Former Guantanamo Detainees Address Obama on Guantánamo Anniversary Today

From a Center for Constitutional Rights press release:

Human Rights Attorneys and Activists Hold Rally, March and Briefing to Demand Closure of Base and Oppose Preventive Detention in U.S.

January 11, 2010, Washington, D.C. – To mark the beginning of the ninth year of detention without charge or trial at Guantánamo on Monday, January 11, activists and lawyers of detained men will rally, march and hold a briefing to outline current issues related to President Obama’s Guantanamo, demand that the president make good on his pledge to close the prison, and declare their opposition to any plan for holding prisoners without charge or trial in the U.S.

Lakhdar Boumediene will call in to the 1:00pm briefing at the National Press Club from his home in France, and Omar Deghayes will join the briefing from his home in the United Kingdom. Mr. Boumediene was the lead plaintiff in the landmark Supreme Court case of 2008, Boumediene v. Bush, in which the Court affirmed that Guantànamo detainees have the right to file writs of habeas corpus in U.S. federal courts. He was released on May 15, 2009. Omar Deghayes settled with his family in the U.K. as a refugee from Libya when he was a child. Picked up in Pakistan and sent to Bagram and Guantánamo, he was blinded in one eye at the base in 2004. Mr. Deghayes was released from Guantanamo to the U.K. on December 19, 2007.

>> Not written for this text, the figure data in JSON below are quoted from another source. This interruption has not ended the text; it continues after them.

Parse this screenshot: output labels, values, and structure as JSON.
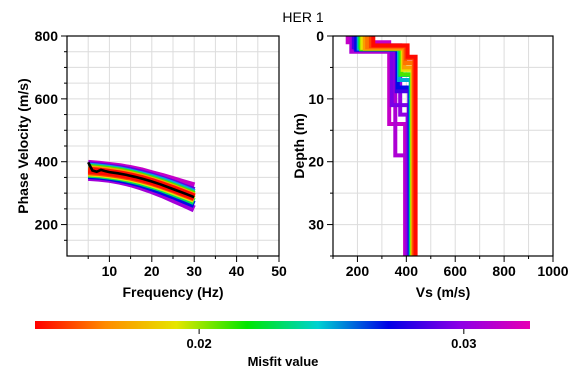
{
  "figure_title": "HER 1",
  "chart_data": [
    {
      "id": "dispersion",
      "type": "line",
      "xlabel": "Frequency (Hz)",
      "ylabel": "Phase Velocity (m/s)",
      "xlim": [
        0,
        50
      ],
      "ylim": [
        100,
        800
      ],
      "xticks": [
        10,
        20,
        30,
        40,
        50
      ],
      "yticks": [
        200,
        400,
        600,
        800
      ],
      "grid": true,
      "frequencies": [
        5,
        7.5,
        10,
        12.5,
        15,
        17.5,
        20,
        22.5,
        25,
        27.5,
        30
      ],
      "curves": [
        {
          "misfit": 0.0315,
          "values": [
            395,
            392,
            388,
            384,
            378,
            371,
            362,
            353,
            343,
            333,
            323
          ]
        },
        {
          "misfit": 0.0305,
          "values": [
            350,
            348,
            344,
            338,
            330,
            320,
            308,
            295,
            280,
            265,
            250
          ]
        },
        {
          "misfit": 0.029,
          "values": [
            390,
            387,
            383,
            378,
            372,
            364,
            355,
            344,
            333,
            320,
            308
          ]
        },
        {
          "misfit": 0.027,
          "values": [
            356,
            354,
            350,
            344,
            337,
            328,
            317,
            305,
            292,
            278,
            264
          ]
        },
        {
          "misfit": 0.025,
          "values": [
            386,
            383,
            379,
            374,
            367,
            359,
            350,
            340,
            328,
            315,
            302
          ]
        },
        {
          "misfit": 0.023,
          "values": [
            360,
            358,
            354,
            349,
            342,
            334,
            324,
            313,
            300,
            287,
            273
          ]
        },
        {
          "misfit": 0.021,
          "values": [
            382,
            379,
            375,
            370,
            363,
            355,
            345,
            334,
            322,
            309,
            296
          ]
        },
        {
          "misfit": 0.019,
          "values": [
            364,
            362,
            358,
            353,
            347,
            339,
            329,
            318,
            306,
            293,
            280
          ]
        },
        {
          "misfit": 0.017,
          "values": [
            378,
            375,
            371,
            366,
            359,
            351,
            341,
            330,
            318,
            305,
            291
          ]
        },
        {
          "misfit": 0.015,
          "values": [
            368,
            366,
            362,
            357,
            351,
            343,
            334,
            323,
            311,
            298,
            285
          ]
        },
        {
          "misfit": 0.014,
          "values": [
            373,
            370,
            366,
            361,
            355,
            347,
            337,
            326,
            314,
            301,
            288
          ]
        }
      ],
      "observed_frequencies": [
        5,
        6,
        7,
        8,
        9,
        10,
        12,
        14,
        16,
        18,
        20,
        22,
        24,
        26,
        28,
        30
      ],
      "observed_values": [
        398,
        372,
        368,
        374,
        370,
        367,
        363,
        358,
        352,
        345,
        337,
        328,
        318,
        308,
        298,
        287
      ]
    },
    {
      "id": "vs_profile",
      "type": "line",
      "xlabel": "Vs (m/s)",
      "ylabel": "Depth (m)",
      "xlim": [
        100,
        1000
      ],
      "ylim": [
        0,
        35
      ],
      "xticks": [
        200,
        400,
        600,
        800,
        1000
      ],
      "yticks": [
        0,
        10,
        20,
        30
      ],
      "y_inverted": true,
      "grid": true,
      "profiles": [
        {
          "misfit": 0.0315,
          "vs1": 160,
          "h1": 1.0,
          "vs2": 330,
          "h2": 13.0,
          "vs3": 395
        },
        {
          "misfit": 0.0308,
          "vs1": 175,
          "h1": 2.5,
          "vs2": 355,
          "h2": 16.5,
          "vs3": 400
        },
        {
          "misfit": 0.03,
          "vs1": 200,
          "h1": 1.5,
          "vs2": 375,
          "h2": 11.0,
          "vs3": 405
        },
        {
          "misfit": 0.0295,
          "vs1": 190,
          "h1": 2.0,
          "vs2": 340,
          "h2": 9.0,
          "vs3": 410
        },
        {
          "misfit": 0.0285,
          "vs1": 185,
          "h1": 1.8,
          "vs2": 360,
          "h2": 7.0,
          "vs3": 412
        },
        {
          "misfit": 0.027,
          "vs1": 195,
          "h1": 2.2,
          "vs2": 365,
          "h2": 6.0,
          "vs3": 415
        },
        {
          "misfit": 0.025,
          "vs1": 205,
          "h1": 2.0,
          "vs2": 370,
          "h2": 5.0,
          "vs3": 418
        },
        {
          "misfit": 0.023,
          "vs1": 210,
          "h1": 1.7,
          "vs2": 375,
          "h2": 4.5,
          "vs3": 420
        },
        {
          "misfit": 0.021,
          "vs1": 215,
          "h1": 2.1,
          "vs2": 380,
          "h2": 4.0,
          "vs3": 423
        },
        {
          "misfit": 0.019,
          "vs1": 220,
          "h1": 1.9,
          "vs2": 385,
          "h2": 3.5,
          "vs3": 425
        },
        {
          "misfit": 0.017,
          "vs1": 230,
          "h1": 2.0,
          "vs2": 390,
          "h2": 3.0,
          "vs3": 428
        },
        {
          "misfit": 0.016,
          "vs1": 240,
          "h1": 1.8,
          "vs2": 395,
          "h2": 2.5,
          "vs3": 430
        },
        {
          "misfit": 0.015,
          "vs1": 255,
          "h1": 1.6,
          "vs2": 400,
          "h2": 2.0,
          "vs3": 433
        },
        {
          "misfit": 0.014,
          "vs1": 265,
          "h1": 1.5,
          "vs2": 405,
          "h2": 1.8,
          "vs3": 438
        }
      ]
    }
  ],
  "colorbar": {
    "label": "Misfit value",
    "min": 0.0138,
    "max": 0.0325,
    "ticks": [
      0.02,
      0.03
    ],
    "tick_labels": [
      "0.02",
      "0.03"
    ],
    "colors": [
      "#ff0000",
      "#ff8c00",
      "#e6e600",
      "#00e600",
      "#00d2d2",
      "#0000e6",
      "#8c00e6",
      "#e600b4"
    ]
  }
}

The briefing will also feature a statement from Mohammed Sulaymon Barre, released home to Somaliland on December 20, 2009. Mr. Barre said, “Hurry up and close this prison that has become a blot of shame upon all of America. Do it fast. Do it quickly.”

Schedule, January 11, 2010

11:45am Demonstration with street theater, signs, and speakers, announcement of 12-day fast, White House Plaza, between Lafayette Park and “picture postcard” zone

12:30pm Begin prisoner procession, a silent walk of more than 40 in detainee jumpsuits

1:00pm Press Briefing with the Center for Constitutional Rights and others: “Obama’s Guantánamo” at the National Press Club, 529 14th Street, Murrow Room 

The Center for Constitutional Rights (CCR) will hold a press briefing featuring detainee lawyers and human rights activists at 1:00pm titled “Obama’s Guantánamo” to address issues that include continued and worsening lack of transparency, resettlement for men who cannot return to their home countries, the threat of indefinite detention schemes in the U.S., the halt of transfers to Yemen and related responses to the recent terrorism attempt, and more.

Vincent Warren, CCR Executive Director, Pardiss Kebriaei, CCR attorney for detainees, Frida Berrigan of Witness Against Torture, and Stacy Sullivan, Counterterrorism Advisor at Human Rights Watch will speak about the current situation and the challenges and dangers ahead.

Said CCR Executive Director Vincent Warren, “This is Obama’s Guantánamo now. He has failed in his pledge to close the island prison from a lack of leadership, bowing to the pressures of partisan grandstanding, and vigorous attempts to keep all cases out of the courts. The transparency we were promised has been discarded. This is an anniversary that should not have come.”

Earlier, members of Witness Against Torture (WAT) will rally in front of the White House at 11:45 a.m. to protest the lack of progress toward justice for detainees since Obama took office and demand true change from the administration. Speakers will announce a 12-Day Fast for Justice in Washington D.C., ending on January 22 – the Obama administration’s self-declared, and now-voided, deadline for closing Guantánamo.

After the demonstration, activists will stage a Guantánamo prisoner procession to the National Press Club.